A trip to the doctor is almost a guarantee of misery. You’ll make an appointment months in advance. You’ll probably wait for several hours until you hear “the doctor will see you now”-but only for fifteen minutes! Then you’ll wait even longer for lab tests, the results of which you’ll likely never see, unless they indicate further (and more invasive) tests, most of which will probably prove unnecessary (much like physicals themselves). And your bill will be astronomical.In The Patient Will See You Now, Eric Topol, one of the nation’s top physicians, shows why medicine does not have to be that way. Instead, you could use your smartphone to get rapid test results from one drop of blood, monitor your vital signs both day and night, and use an artificially intelligent algorithm to receive a diagnosis without having to see a doctor, all at a small fraction of the cost imposed by our modern healthcare system.The change is powered by what Topol calls medicine’s “Gutenberg moment.” Much as the printing press took learning out of the hands of a priestly class, the mobile internet is doing the same for medicine, giving us unprecedented control over our healthcare. With smartphones in hand, we are no longer beholden to an impersonal and paternalistic system in which “doctor knows best.” Medicine has been digitized, Topol argues; now it will be democratized.


Catastrophic Care: Why Everything We Think We Know about Health Care Is Wrong

by David Goldhill, Published: 2013

Goldhill explodes the myth that Medicare and insurance coverage can make care cheaper and improve our health, and shows how efforts to reform the system, including the Affordable Care Act, will do nothing to address the waste of the health care industry, which currently costs the country nearly $2.5 trillion annually and in which an estimated 200,000 Americans die each year from preventable errors. Catastrophic Care proposes a completely new approach, one that will change the way you think about one of our most pressing national problems.
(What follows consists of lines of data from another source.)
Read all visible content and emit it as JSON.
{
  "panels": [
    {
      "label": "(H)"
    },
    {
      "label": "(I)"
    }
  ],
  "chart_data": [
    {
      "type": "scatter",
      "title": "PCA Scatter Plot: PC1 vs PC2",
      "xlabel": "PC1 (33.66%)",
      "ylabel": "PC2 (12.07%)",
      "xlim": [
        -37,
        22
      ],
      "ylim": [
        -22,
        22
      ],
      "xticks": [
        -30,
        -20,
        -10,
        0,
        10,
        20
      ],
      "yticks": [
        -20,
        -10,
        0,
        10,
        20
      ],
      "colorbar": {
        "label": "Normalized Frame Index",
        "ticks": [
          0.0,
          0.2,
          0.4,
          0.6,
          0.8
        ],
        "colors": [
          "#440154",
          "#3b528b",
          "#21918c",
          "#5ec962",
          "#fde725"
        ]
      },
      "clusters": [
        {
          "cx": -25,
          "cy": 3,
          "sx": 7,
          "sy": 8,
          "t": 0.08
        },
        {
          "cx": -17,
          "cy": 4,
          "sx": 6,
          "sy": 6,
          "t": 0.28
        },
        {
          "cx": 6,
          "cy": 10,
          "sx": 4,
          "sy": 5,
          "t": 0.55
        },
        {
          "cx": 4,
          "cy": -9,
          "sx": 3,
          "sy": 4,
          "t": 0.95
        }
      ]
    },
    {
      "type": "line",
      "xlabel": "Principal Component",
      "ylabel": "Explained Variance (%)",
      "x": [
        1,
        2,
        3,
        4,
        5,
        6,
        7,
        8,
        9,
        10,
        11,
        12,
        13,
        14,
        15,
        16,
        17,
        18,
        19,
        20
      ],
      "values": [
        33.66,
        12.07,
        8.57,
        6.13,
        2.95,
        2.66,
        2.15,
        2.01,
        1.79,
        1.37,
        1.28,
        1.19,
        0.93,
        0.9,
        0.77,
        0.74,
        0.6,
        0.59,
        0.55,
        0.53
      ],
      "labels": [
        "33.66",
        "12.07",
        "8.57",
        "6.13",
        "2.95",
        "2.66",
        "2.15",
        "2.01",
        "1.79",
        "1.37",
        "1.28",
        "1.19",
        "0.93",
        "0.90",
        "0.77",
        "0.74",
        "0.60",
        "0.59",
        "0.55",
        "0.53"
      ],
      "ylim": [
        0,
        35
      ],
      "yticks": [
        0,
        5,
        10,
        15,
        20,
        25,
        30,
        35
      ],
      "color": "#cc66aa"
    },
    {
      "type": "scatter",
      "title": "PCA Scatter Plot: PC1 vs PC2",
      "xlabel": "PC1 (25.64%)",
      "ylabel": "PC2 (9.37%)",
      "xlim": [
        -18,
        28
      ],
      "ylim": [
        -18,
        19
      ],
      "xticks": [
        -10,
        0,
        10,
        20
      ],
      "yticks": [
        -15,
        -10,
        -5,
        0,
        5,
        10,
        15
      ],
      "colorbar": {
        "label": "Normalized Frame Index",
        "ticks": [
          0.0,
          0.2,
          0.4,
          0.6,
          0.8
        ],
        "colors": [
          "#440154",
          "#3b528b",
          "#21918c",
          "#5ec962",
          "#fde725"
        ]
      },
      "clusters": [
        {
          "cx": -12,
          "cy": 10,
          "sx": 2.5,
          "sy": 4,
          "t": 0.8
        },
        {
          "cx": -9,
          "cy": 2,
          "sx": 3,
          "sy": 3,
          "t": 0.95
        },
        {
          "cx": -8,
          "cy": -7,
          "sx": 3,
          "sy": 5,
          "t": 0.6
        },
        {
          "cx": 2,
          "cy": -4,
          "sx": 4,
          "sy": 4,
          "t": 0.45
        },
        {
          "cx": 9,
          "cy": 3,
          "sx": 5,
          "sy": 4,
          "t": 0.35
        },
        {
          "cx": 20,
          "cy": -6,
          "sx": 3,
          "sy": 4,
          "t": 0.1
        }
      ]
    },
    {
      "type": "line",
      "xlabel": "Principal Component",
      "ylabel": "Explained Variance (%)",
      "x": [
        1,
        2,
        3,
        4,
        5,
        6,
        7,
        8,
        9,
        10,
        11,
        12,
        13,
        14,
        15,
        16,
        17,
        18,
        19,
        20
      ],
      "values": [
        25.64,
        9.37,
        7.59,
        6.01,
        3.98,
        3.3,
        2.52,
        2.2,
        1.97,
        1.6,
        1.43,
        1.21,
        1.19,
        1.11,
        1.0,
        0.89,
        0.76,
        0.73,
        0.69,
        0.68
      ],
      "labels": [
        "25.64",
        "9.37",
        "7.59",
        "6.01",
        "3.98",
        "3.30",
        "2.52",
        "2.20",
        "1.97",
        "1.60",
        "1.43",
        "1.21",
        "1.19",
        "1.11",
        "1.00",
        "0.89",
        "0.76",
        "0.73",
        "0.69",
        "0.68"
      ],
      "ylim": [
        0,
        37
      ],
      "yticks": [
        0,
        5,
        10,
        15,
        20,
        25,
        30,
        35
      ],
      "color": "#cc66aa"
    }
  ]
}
The Innovator’s Prescription: A Disruptive Solution for Health Care

by Clayton Christensen, Jerome H. Grossman, M.D., Jason Hwang, Published: 2016

Our health care system is in critical condition. The Affordable Care Act has insured more Americans than ever, yet deductibles keep rising and costs continue to climb. Now more than ever, the industry needs a shot in the arm. It needs The Innovator’s Prescription, the now-classic approach to efficient, affordable health care


How We Do Harm: A Doctor Breaks Ranks About Being Sick in America

by Otis Webb Brawley MD, Paul Goldberg, Published: 2012

How We Do Harm exposes the underbelly of healthcare today―the overtreatment of the rich, the under treatment of the poor, the financial conflicts of interest that determine the care that physicians’ provide, insurance companies that don’t demand the best (or even the least expensive) care, and pharmaceutical companies concerned with selling drugs, regardless of whether they improve health or do harm.